In 2024, the World Weather Attribution (WWA) initiative carried out a rapid attribution study to quantify the role of climate change in the extreme heatwave that affected large parts of Asia that year ( Zachariah et al., 2024 ). Although the study region focused on a region over Israel, Palestine, Syria, and Jordan, and lies to the north of the current study area, the nature of the trends is consistent with findings for the wider Arabian Peninsula and surrounding regions. The study concluded that human-induced climate change made such extreme heat events substantially more likely and more intense – around five times more likely and approximately 1.7°C warmer compared to pre-industrial climate.
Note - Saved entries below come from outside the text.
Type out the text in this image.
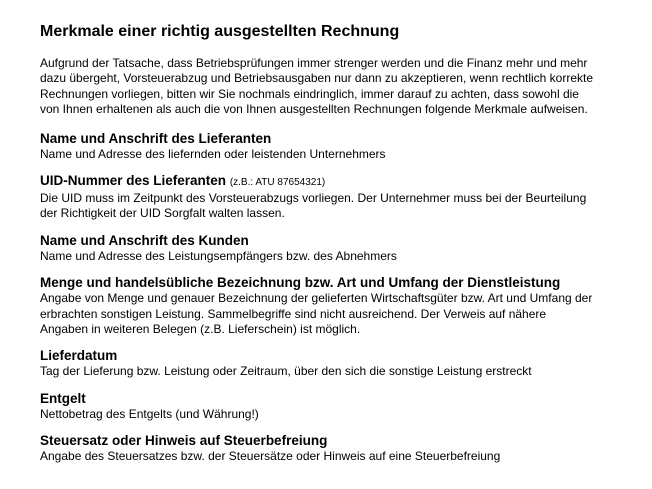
Merkmale einer richtig ausgestellten Rechnung
Aufgrund der Tatsache, dass Betriebsprüfungen immer strenger werden und die Finanz mehr und mehr dazu übergeht, Vorsteuerabzug und Betriebsausgaben nur dann zu akzeptieren, wenn rechtlich korrekte Rechnungen vorliegen, bitten wir Sie nochmals eindringlich, immer darauf zu achten, dass sowohl die von Ihnen erhaltenen als auch die von Ihnen ausgestellten Rechnungen folgende Merkmale aufweisen.
Name und Anschrift des Lieferanten
Name und Adresse des liefernden oder leistenden Unternehmers
UID-Nummer des Lieferanten (z.B.: ATU 87654321)
Die UID muss im Zeitpunkt des Vorsteuerabzugs vorliegen. Der Unternehmer muss bei der Beurteilung der Richtigkeit der UID Sorgfalt walten lassen.
Name und Anschrift des Kunden
Name und Adresse des Leistungsempfängers bzw. des Abnehmers
Menge und handelsübliche Bezeichnung bzw. Art und Umfang der Dienstleistung
Angabe von Menge und genauer Bezeichnung der gelieferten Wirtschaftsgüter bzw. Art und Umfang der erbrachten sonstigen Leistung. Sammelbegriffe sind nicht ausreichend. Der Verweis auf nähere Angaben in weiteren Belegen (z.B. Lieferschein) ist möglich.
Lieferdatum
Tag der Lieferung bzw. Leistung oder Zeitraum, über den sich die sonstige Leistung erstreckt
Entgelt
Nettobetrag des Entgelts (und Währung!)
Steuersatz oder Hinweis auf Steuerbefreiung
Angabe des Steuersatzes bzw. der Steuersätze oder Hinweis auf eine Steuerbefreiung
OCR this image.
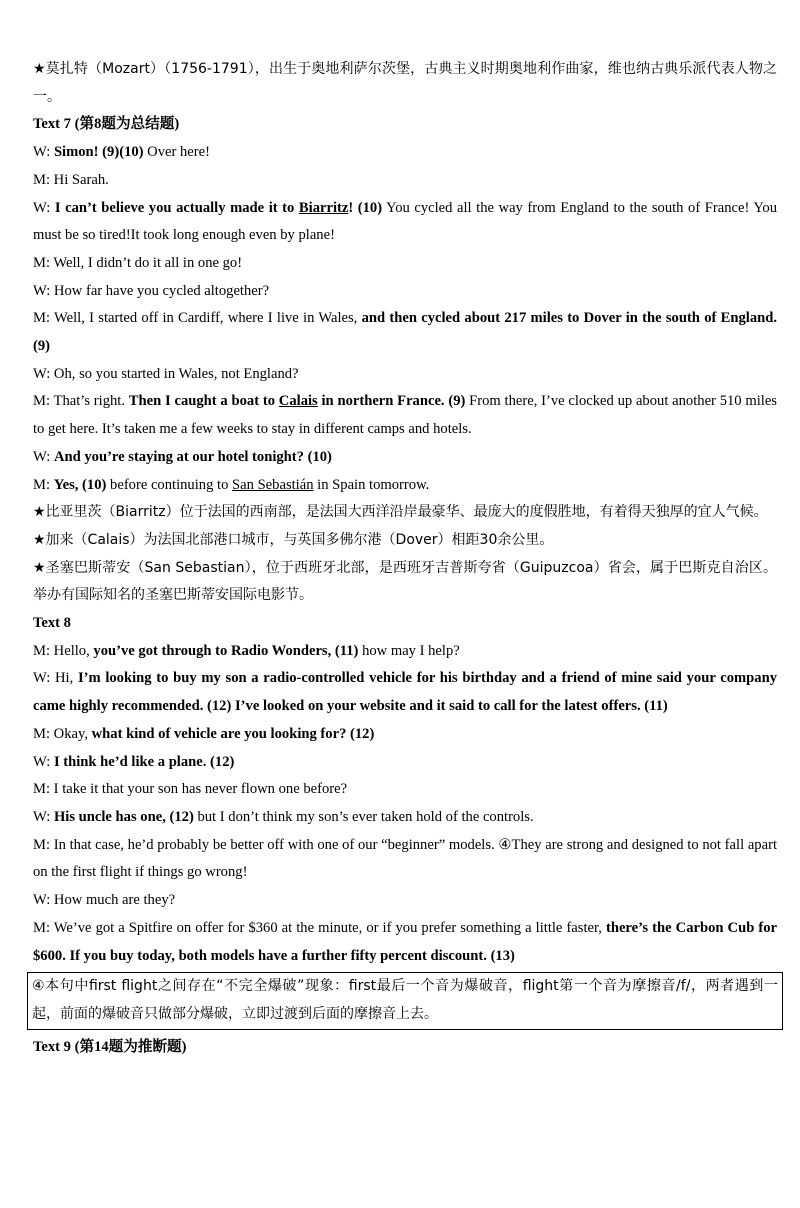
★莫扎特（Mozart）（1756-1791），出生于奥地利萨尔茨堡，古典主义时期奥地利作曲家，维也纳古典乐派代表人物之一。

Text 7 (第8题为总结题)

W: Simon! (9)(10) Over here!

M: Hi Sarah.

W: I can’t believe you actually made it to Biarritz! (10) You cycled all the way from England to the south of France! You must be so tired!It took long enough even by plane!

M: Well, I didn’t do it all in one go!

W: How far have you cycled altogether?

M: Well, I started off in Cardiff, where I live in Wales, and then cycled about 217 miles to Dover in the south of England. (9)

W: Oh, so you started in Wales, not England?

M: That’s right. Then I caught a boat to Calais in northern France. (9) From there, I’ve clocked up about another 510 miles to get here. It’s taken me a few weeks to stay in different camps and hotels.

W: And you’re staying at our hotel tonight? (10)

M: Yes, (10) before continuing to San Sebastián in Spain tomorrow.

★比亚里茨（Biarritz）位于法国的西南部，是法国大西洋沿岸最豪华、最庞大的度假胜地，有着得天独厚的宜人气候。

★加来（Calais）为法国北部港口城市，与英国多佛尔港（Dover）相距30余公里。

★圣塞巴斯蒂安（San Sebastian），位于西班牙北部，是西班牙吉普斯夸省（Guipuzcoa）省会，属于巴斯克自治区。举办有国际知名的圣塞巴斯蒂安国际电影节。

Text 8

M: Hello, you’ve got through to Radio Wonders, (11) how may I help?

W: Hi, I’m looking to buy my son a radio-controlled vehicle for his birthday and a friend of mine said your company came highly recommended. (12) I’ve looked on your website and it said to call for the latest offers. (11)

M: Okay, what kind of vehicle are you looking for? (12)

W: I think he’d like a plane. (12)

M: I take it that your son has never flown one before?

W: His uncle has one, (12) but I don’t think my son’s ever taken hold of the controls.

M: In that case, he’d probably be better off with one of our “beginner” models. ④They are strong and designed to not fall apart on the first flight if things go wrong!

W: How much are they?

M: We’ve got a Spitfire on offer for $360 at the minute, or if you prefer something a little faster, there’s the Carbon Cub for $600. If you buy today, both models have a further fifty percent discount. (13)

④本句中first flight之间存在“不完全爆破”现象：first最后一个音为爆破音，flight第一个音为摩擦音/f/，两者遇到一起，前面的爆破音只做部分爆破，立即过渡到后面的摩擦音上去。

Text 9 (第14题为推断题)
Analysis of trends in extremes

Event definition

Warming in recent decades means that May temperatures now regularly reach levels previously more typically experienced during the summer months (Figure 2). In this short observations-only analysis we examine trends in both monthly mean temperatures and maximum 1-day temperatures during May (denoted, respectively, Tg-May and Tx1x), over the land surface within a 2-degree box centred on Mecca (39.8E, 21.4N). Due to the unavailability of long time series of station-based observations in this area, we predominantly use ERA reanalysis from 1950-2025 ( Hersbach et al., 2020 ), extended with analysis data from May 1st-25th and forecast data until the end of the month. We also consider trends in daily maximum temperatures from NOAA’s CPC dataset; this dataset only begins in 1979 and so uncertainties are typically much higher.

Figure 2: Seasonal cycle of daily mean, maximum and minimum temperatures over the study region outlined in Figure 1 (ERA5). Red lines show the 1990-2020 mean, blue lines show the 1950-1980 mean.

Figure 2: Seasonal cycle of daily mean, maximum and minimum temperatures over the study region outlined in Figure 1 (ERA5). Red lines show the 1990-2020 mean, blue lines show the 1950-1980 mean.

The methods used to analyse heat trends follow the standard WWA protocol using non-stationary extreme value theory, as described in Philip et al. 2020 and expanded upon in Otto et al., 2024 . The peak temperatures (Tx1x) are modelled using a generalised extreme value (GEV) distribution, while monthly mean temperatures (Tg-May) are modelled with a normal distribution; both indices are assumed to increase linearly with global mean surface temperature. A more detailed description of this method and an example can be found in Clarke et al., 2026

While we present changes in the likelihood and intensity of events with respect to the preindustrial climate (1850-1900, based on the Global Warming Index ), we note that almost all of the observed warming has occurred since 1970, meaning that events that would have been rare in a preindustrial climate would have been almost as rare during that period.